Opera Software is creating a search engine to track the structure of the web, in the hopes of helping browser developers and standards bodies make it a better place.
The Metadata Analysis and Mining Application (MAMA) doesn’t index content like a standard search engine, but looks at markup, style, scripting and the technology behind pages.
This will let developers ask questions such as “can I get a sampling of web pages that have more than 100 hyperlinks?” and get an answer based on 3.5 million pages, Opera said.
Based on those existing MAMA-ed pages, 80.4 per cent of sites use cascading style sheets (CSS), while the average web page has 47 markup errors and 16,400 characters. Should you want to know which country is using the AJAX component XMLHttpRequest the most, MAMA can tell you that it’s Norway, with 10.2 per cent of the data set.

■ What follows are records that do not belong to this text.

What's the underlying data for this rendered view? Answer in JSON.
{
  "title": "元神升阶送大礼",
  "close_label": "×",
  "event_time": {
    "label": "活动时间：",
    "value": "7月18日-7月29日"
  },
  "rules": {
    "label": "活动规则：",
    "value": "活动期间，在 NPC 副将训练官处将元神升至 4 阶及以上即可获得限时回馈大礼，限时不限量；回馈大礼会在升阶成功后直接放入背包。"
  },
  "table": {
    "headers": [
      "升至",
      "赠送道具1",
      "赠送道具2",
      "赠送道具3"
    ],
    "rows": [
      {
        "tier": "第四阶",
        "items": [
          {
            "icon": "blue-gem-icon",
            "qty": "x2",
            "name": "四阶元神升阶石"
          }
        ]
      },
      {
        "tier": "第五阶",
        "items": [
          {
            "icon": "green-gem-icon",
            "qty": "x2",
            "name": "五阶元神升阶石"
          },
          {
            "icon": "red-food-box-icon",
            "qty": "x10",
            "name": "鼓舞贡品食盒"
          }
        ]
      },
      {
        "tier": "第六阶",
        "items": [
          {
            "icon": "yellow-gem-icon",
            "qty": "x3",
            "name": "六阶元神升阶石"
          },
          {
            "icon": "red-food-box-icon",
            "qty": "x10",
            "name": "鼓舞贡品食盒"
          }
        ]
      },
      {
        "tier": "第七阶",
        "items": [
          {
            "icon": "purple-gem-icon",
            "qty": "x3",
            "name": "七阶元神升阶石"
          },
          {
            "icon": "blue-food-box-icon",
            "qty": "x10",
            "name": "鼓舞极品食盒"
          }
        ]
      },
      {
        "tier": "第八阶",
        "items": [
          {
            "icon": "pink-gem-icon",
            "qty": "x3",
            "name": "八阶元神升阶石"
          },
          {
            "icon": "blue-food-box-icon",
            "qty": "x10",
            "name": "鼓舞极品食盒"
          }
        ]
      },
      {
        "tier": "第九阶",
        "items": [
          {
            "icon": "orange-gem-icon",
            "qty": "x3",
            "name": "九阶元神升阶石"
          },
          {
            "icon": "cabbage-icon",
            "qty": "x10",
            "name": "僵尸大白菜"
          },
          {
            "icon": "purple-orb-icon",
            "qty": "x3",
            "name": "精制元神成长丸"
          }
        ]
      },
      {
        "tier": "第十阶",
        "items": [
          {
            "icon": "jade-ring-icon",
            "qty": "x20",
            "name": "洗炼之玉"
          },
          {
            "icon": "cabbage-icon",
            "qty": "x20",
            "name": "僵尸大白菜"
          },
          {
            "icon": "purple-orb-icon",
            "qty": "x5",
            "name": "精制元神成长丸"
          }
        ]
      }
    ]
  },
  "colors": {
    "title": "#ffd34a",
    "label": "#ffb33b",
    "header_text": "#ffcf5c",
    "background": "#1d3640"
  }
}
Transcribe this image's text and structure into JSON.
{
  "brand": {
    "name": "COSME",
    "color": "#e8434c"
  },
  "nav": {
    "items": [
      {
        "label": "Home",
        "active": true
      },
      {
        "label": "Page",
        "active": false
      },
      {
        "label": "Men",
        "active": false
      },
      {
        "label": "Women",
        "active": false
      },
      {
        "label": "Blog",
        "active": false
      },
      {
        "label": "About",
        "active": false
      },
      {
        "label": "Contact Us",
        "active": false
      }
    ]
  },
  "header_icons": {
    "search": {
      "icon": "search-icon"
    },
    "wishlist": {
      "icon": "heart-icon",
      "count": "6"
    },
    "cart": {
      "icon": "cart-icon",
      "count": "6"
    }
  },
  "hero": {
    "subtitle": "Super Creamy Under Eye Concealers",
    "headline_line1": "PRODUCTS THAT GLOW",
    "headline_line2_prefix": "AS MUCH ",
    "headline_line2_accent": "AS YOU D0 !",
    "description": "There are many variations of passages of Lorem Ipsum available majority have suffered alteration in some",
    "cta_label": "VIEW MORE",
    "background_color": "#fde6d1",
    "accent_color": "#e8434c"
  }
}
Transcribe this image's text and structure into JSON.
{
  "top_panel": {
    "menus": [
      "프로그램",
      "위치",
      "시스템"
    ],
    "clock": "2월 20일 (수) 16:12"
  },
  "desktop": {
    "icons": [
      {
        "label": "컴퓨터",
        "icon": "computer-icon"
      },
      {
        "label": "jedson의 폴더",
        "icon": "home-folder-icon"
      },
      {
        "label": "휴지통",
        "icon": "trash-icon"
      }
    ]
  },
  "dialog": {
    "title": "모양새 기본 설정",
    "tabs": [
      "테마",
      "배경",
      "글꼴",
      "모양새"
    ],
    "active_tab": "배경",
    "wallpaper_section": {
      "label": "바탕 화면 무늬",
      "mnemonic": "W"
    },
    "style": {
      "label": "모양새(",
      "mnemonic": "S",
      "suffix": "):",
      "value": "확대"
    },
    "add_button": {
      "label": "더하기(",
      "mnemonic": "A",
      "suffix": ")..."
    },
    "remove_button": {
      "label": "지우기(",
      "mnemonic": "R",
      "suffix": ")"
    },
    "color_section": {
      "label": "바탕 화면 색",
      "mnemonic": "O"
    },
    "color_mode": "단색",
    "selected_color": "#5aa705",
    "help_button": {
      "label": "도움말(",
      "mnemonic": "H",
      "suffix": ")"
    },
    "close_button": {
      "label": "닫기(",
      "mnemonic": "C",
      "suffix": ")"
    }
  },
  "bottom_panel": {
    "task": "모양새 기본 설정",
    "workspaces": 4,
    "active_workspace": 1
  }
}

Opera hopes such information will help web developers to influence standards bodies by showing the reality of what is happening online, thereby improving the interoperability of browsers. “The web is fragmented, complex and always evolving. MAMA’s vast database provides us with detailed information about how Web technologies are used,” said Snorre M. Grimsby, vice president of quality assurance at Opera.
MAMA will be made public in the next few months, Opera said. "This is key in our efforts to test and ensure high-quality compatibility, stability and performance of our products, and we want to share it with our peers, so they can benefit from it too," Grimsby said.